4/24/13

Walking Sky- Fort Stevens State Beach


I am not sure if given wings to fly that I would immediately jump up into the air and flap myself crazily about. I would most certainly not be graceful about it if I did. I do dream, however of falling in flight. I do not remember if I smile when I wake up, but that might be worth the mental note to find out.  Regardless, wings or no wings, I still like to walk the sky.

Today I am at Fort Stevens State Park, on the Oregon Coast. I am walking in a world between two skies. My footprints behind me hesitate before disappearing into the clouds. Off in the distance the horizon smudges becoming more of a concept than a definition of an idea. When the waves roll out, people bend down to greet their shadows.

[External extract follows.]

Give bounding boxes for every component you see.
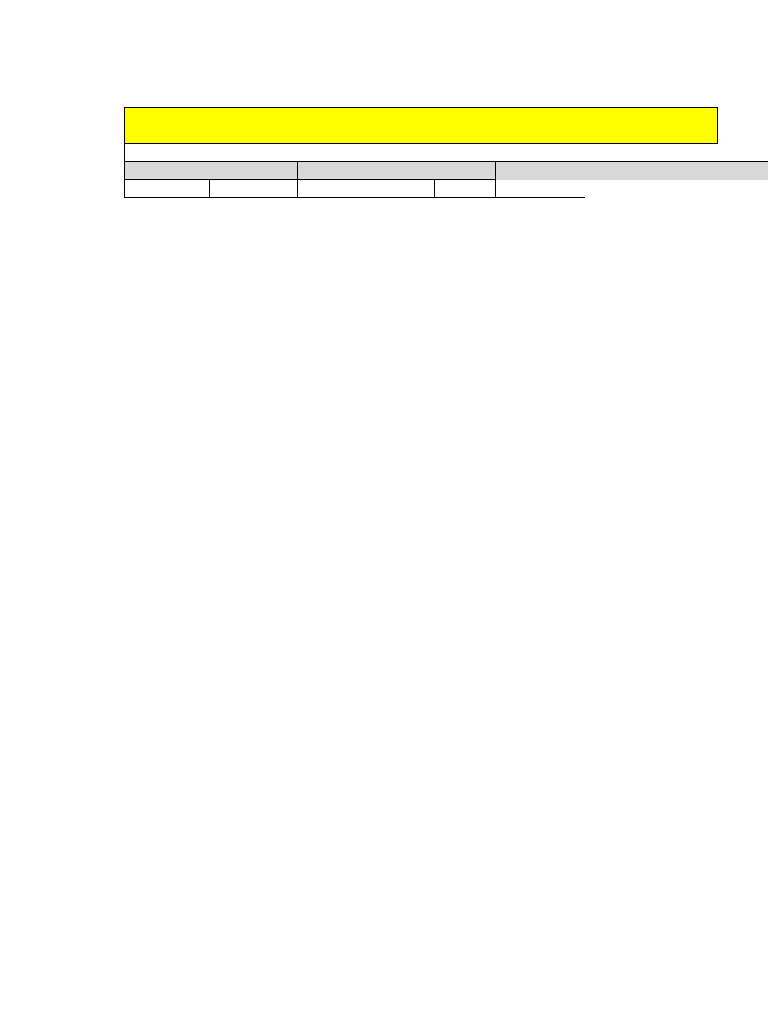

This is line I walk between the worlds, is familiar to me. I seem to be obsessed with the search for duality. When I was young at my elementary school there was a merry-go round. Late in the afternoons when I was waiting for my mom to pick me up, I would spin myself, lying my flat back to metal and falling, flying into the fathomless blue sky. The sensation of experiencing two places at once, the metal grounded earth and the equally airy blue sky, grounds me. When I lived in Alaska, I looked to the ice beneath my feet for glimpses at the cosmos, often drawing connections between the star patterns and the cracks in the ice. Here, along the Oregon coast, I look at the waves on the beach. When a wave slides back down the sand, a thin film of water is left, hovering, carrying a mirage of the sky. This is what I am walking upon.

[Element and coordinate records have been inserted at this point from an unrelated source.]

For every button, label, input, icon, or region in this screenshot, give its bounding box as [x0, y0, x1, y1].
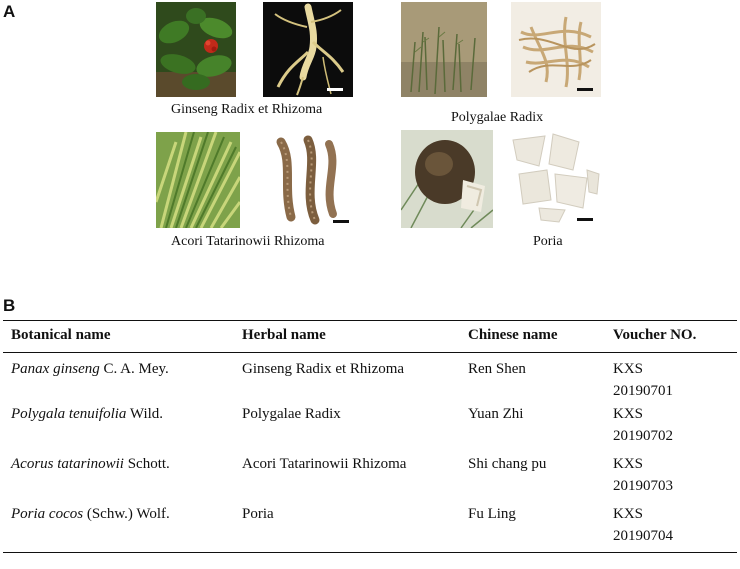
authority: C. A. Mey.	[99, 361, 169, 377]
voucher-prefix: KXS	[613, 455, 644, 472]
voucher-cell	[605, 503, 737, 553]
herbal-name-cell: Polygalae Radix	[242, 405, 341, 422]
voucher-prefix: KXS	[613, 361, 644, 377]
acorus-rhizome-photo	[263, 132, 355, 228]
table-row	[3, 503, 737, 553]
voucher-cell	[605, 453, 737, 503]
voucher-cell	[605, 403, 737, 453]
scale-bar	[333, 220, 349, 223]
polygala-plant-photo	[401, 2, 487, 97]
botanical-name-cell	[3, 403, 234, 453]
species-name: Poria cocos	[11, 505, 84, 522]
ginseng-plant-photo	[156, 2, 236, 97]
chinese-name-cell: Shi chang pu	[468, 455, 547, 472]
herb-table	[3, 320, 737, 553]
chinese-name-cell: Ren Shen	[468, 361, 526, 377]
panel-a-label: A	[3, 2, 16, 21]
voucher-number: 20190702	[613, 427, 673, 444]
acorus-plant-photo	[156, 132, 240, 228]
caption-acori: Acori Tatarinowii Rhizoma	[171, 234, 325, 249]
scale-bar	[577, 88, 593, 91]
poria-slices-photo	[509, 130, 601, 228]
chinese-name-cell: Fu Ling	[468, 505, 516, 522]
header-chinese-name: Chinese name	[468, 326, 558, 343]
header-voucher-no: Voucher NO.	[613, 326, 697, 343]
herbal-name-cell: Acori Tatarinowii Rhizoma	[242, 455, 407, 472]
botanical-name-cell	[3, 453, 234, 503]
voucher-number: 20190704	[613, 527, 673, 544]
table-row	[3, 353, 737, 403]
scale-bar	[577, 218, 593, 221]
species-name: Acorus tatarinowii	[11, 455, 124, 472]
caption-polygalae: Polygalae Radix	[451, 110, 544, 125]
botanical-name-cell	[3, 503, 234, 553]
table-row	[3, 453, 737, 503]
caption-poria: Poria	[533, 234, 563, 249]
header-botanical-name: Botanical name	[11, 326, 111, 343]
authority: (Schw.) Wolf.	[83, 505, 170, 522]
table-row	[3, 403, 737, 453]
polygala-root-photo	[511, 2, 601, 97]
authority: Wild.	[126, 405, 164, 422]
voucher-number: 20190703	[613, 477, 673, 494]
voucher-prefix: KXS	[613, 405, 644, 422]
chinese-name-cell: Yuan Zhi	[468, 405, 524, 422]
botanical-name-cell	[3, 353, 234, 403]
header-herbal-name: Herbal name	[242, 326, 326, 343]
voucher-number: 20190701	[613, 383, 673, 399]
caption-ginseng: Ginseng Radix et Rhizoma	[171, 102, 323, 117]
panel-b-label: B	[3, 296, 16, 315]
scale-bar	[327, 88, 343, 91]
voucher-cell	[605, 353, 737, 403]
species-name: Panax ginseng	[11, 361, 100, 377]
ginseng-root-photo	[263, 2, 353, 97]
table-header-row	[3, 321, 737, 353]
voucher-prefix: KXS	[613, 505, 644, 522]
authority: Schott.	[123, 455, 170, 472]
herbal-name-cell: Poria	[242, 505, 274, 522]
herbal-name-cell: Ginseng Radix et Rhizoma	[242, 361, 405, 377]
species-name: Polygala tenuifolia	[11, 405, 127, 422]
poria-photo	[401, 130, 493, 228]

The concept of duality seems to be emerging as a strong theme within my artwork lately. My suspicions are that since I came out, and accepted that once dual side of my persona that it gifts a clarity towards other aspects of my dual nature and it’s representation in the surrounding environment. There is a certain amount of distrust left within me since that experience.  I am grateful for the realization but also horrified by the mind, my mind’s capability to deceive itself. As I seek to understand the implications that has on my personality I find myself drawn to these sort of grounded sanctuaries where I can experience both sides of the duality at once, extroverting an expression of my thoughts as a realized environment.



 The beach is peaceful to me today. With the constantly moving energy of the coming and going of the waves, the tumbling and sifting of the sand, and the scrambling, picking about of the local volunteer group cleaning the beach, I would think I would be irritated and taking my anger out selfishly on a stowed away chocolate bar. But I am not. Instead I am at peace walking the between-the-worlds where the sun is a washed out negative and the sky ripples silver and blue beneath my feet. I am comfortable on the edge of this perceived sanity. I am comfortable knowing my shadow connects me to the ground and my feet connect me to the sky.